Page:Va toujours.djvu/17

La bibliothèque libre.
Le texte de cette page a été corrigé et est conforme au fac-similé.

Il parlait avec une visible loyauté, les yeux pleins de larmes.

— Cette après-midi, nous irons ensemble voir votre sœur au couvent.

Charles Chat joignit les mains :

— Vous garderez le secret de ma faute, Monsieur, puisque c’est la première et la dernière.

— Oui, à moins d’une récidive.

Pascal Joubert arrivait pour sa journée de travail et Denise en même temps apportait au vagabond une grande écuellée de soupe fumante qu’elle posait sur le coffre à l’avoine.

— Pascal, dit René en répondant au salut du jardinier, ce matin, tu bêcheras les pommes de terre, tu vas mener avant, ce pauvre homme à l’établissement de bains du grand pont. Tu lui feras couper la barbe et les cheveux. Ensuite, tu monteras en ville avec lui. Tu entreras au Palais des Marchands, et tu le feras vêtir des pieds à la tête en costumée de travail. Tu feras mettre la dépense à mon compte et tu ramèneras cet homme ici. C’est compris, mon garçon.
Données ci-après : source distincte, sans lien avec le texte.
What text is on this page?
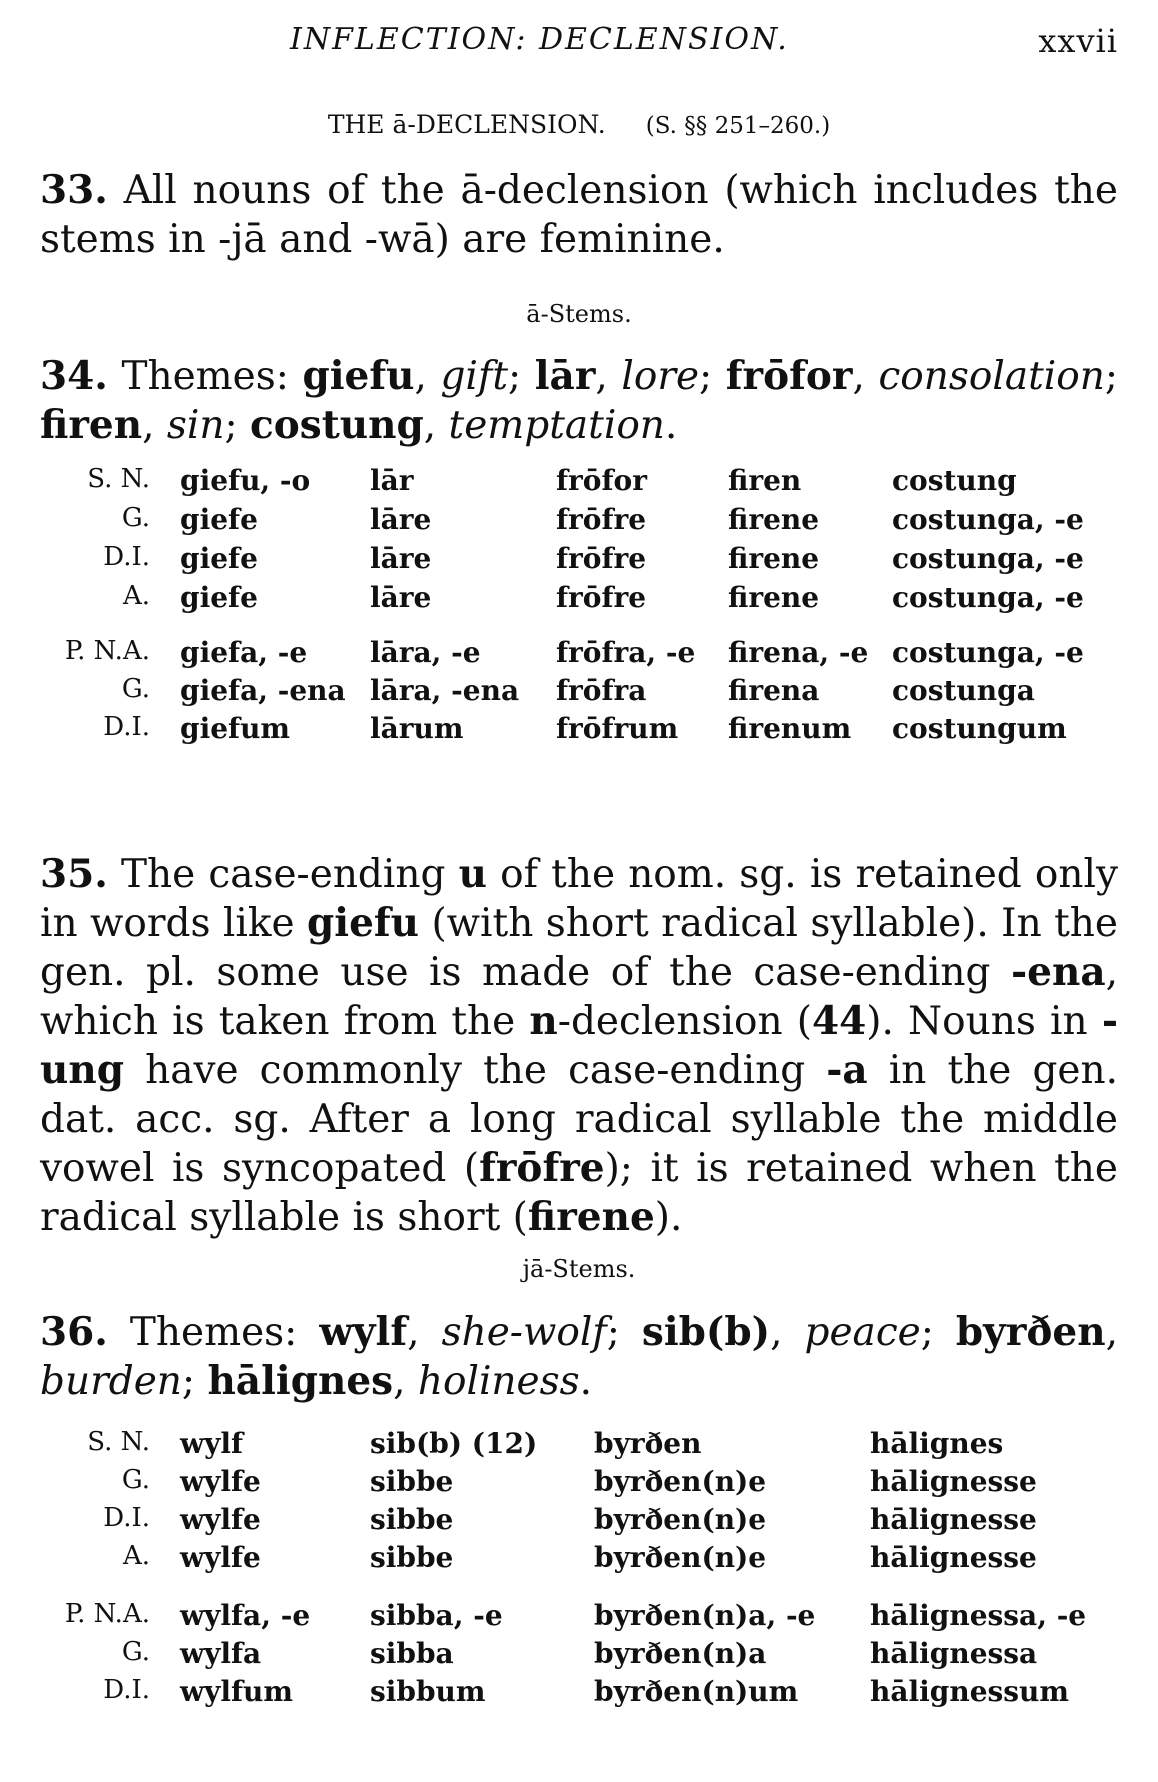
INFLECTION: DECLENSION.	xxvii
THE ā-DECLENSION. (S. §§ 251–260.)
33. All nouns of the ā-declension (which includes the stems in -jā and -wā) are feminine.
ā-Stems.
34. Themes: giefu, gift; lār, lore; frōfor, consolation; firen, sin; costung, temptation.
S. N. giefu, -o lār	frōfor	firen	costung
G. giefe	lāre	frōfre	firene	costunga, -e
D.I. giefe	lāre	frōfre	firene	costunga, -e
A. giefe	lāre	frōfre	firene	costunga, -e
P. N.A. giefa, -e lāra, -e	frōfra, -e firena, -e costunga, -e
G. giefa, -ena lāra, -ena frōfra	firena	costunga
D.I. giefum	lārum	frōfrum firenum costungum
35. The case-ending u of the nom. sg. is retained only in words like giefu (with short radical syllable). In the gen. pl. some use is made of the case-ending -ena, which is taken from the n-declension (44). Nouns in -ung have commonly the case-ending -a in the gen. dat. acc. sg. After a long radical syllable the middle vowel is syncopated (frōfre); it is retained when the radical syllable is short (firene).
jā-Stems.
36. Themes: wylf, she-wolf; sib(b), peace; byrðen, burden; hālignes, holiness.
S. N. wylf	sib(b) (12) byrðen	hālignes
G. wylfe	sibbe	byrðen(n)e	hālignesse
D.I. wylfe	sibbe	byrðen(n)e	hālignesse
A. wylfe	sibbe	byrðen(n)e	hālignesse
P. N.A. wylfa, -e sibba, -e	byrðen(n)a, -e hālignessa, -e
G. wylfa	sibba	byrðen(n)a	hālignessa
D.I. wylfum	sibbum	byrðen(n)um	hālignessum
— Oui monsieur, c’est une fameuse charité... il n’a pas l’air cossu. D’où sort-il ?

— Ne t’en inquiète pas, fais ce que je te dis simplement.

René sortit. Le chemineau avala sa soupe et alla reporter son écjelle à la cuisine où Denise lavait la vaisselle.

— Merci, on est bien ici.

— Pour sûr, mon pauv’e malheureux, paraît que vous n’avez pas rempli votre ventre tous les jours.

— Viens vite, Vagabond, interrompit Pascal, j’ai mon carré à bêcher ce matin. En route.

Pascal marchait à grands pas, sans parler, la commission ne lui plaisait guère, mais le Maître avait commandé, il exécutait la consigne.

Quand Charles Chat, deux heures plus tard, sortit de la boutique, il était transformé. Une glace placée derrière la caisse lui avait renvoyé son image au moment où il allait quitter le magasin, il s’arrêta une seconde et de grosses larmes, malgré lui, jaillirent de ses yeux.

— Allons, vieux, ne pleure pas, fit Pascal, dont l’agacement se muait en émotion, te v’là comme un prince, c’est-y l’empereur qu’est ton père ! Ouste, joue des pattes, on est loin de chez le patron. Faut dévaler la rue Baudrière, le pont du Centre, le petit pont, la rue de la Cencerie. Tu connais la ville ?

— Un peu. Mais je connais votre Maître, c’est tout pour moi !

— Sûr que tu peux lui dire merci, il y en a pour des écus dans ta toilette. T’es plus le même.